The swans at Tringford after a long barren spell, now have a clutch of cygnets to cheer them up, and a Tufted Duck Mother has a string of ducklings which currently number twenty-one, and both mothers are duly protective of their offspring.

The exposed shoreline has revealed some interesting colour and strange shapes of encrusted chalk. In the nearby field the grassy perimeter hides a plethora of tiny creatures; including several differently adapted crickets, some moth-like flies that are readily predated by the male damselflies, and there are numerous tiny froglets.

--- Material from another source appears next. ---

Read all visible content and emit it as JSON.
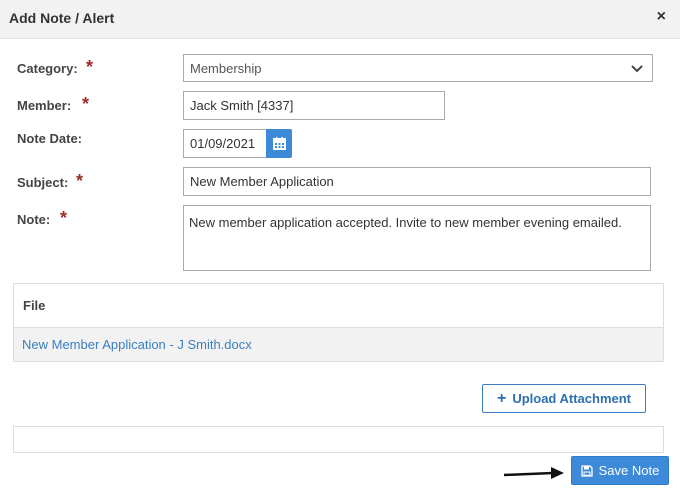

The forecast had been for showers, and the Water Bailiff who had been saying to me when first I arrived that they had it wrong, well it was not long before he would be eating his words, for as I was on my knees taking ultra close-ups of a tiny cricket a few drops came down on my back and that of the tiny insect I was shooting, but that was a mere prologue for a prolonged downpour; I had barely covered the few feet to the car before it set in with a vengeance, and I still had to contemplate opening and closing the gate! Needless to say, I got a drenching and had to put a throw I keep for the purpose behind me, to keep the damp from the seat.

Out on the open roads, they had become flowing rivers as the rain fell in abundance and continuously the entire return trip. I had hung out washing to dry before I left, and it was now way wetter than when I put it out! Fortunately the vital bedding I had hung in the conservatory! The contents of the line had to be re-spun before tumble drying.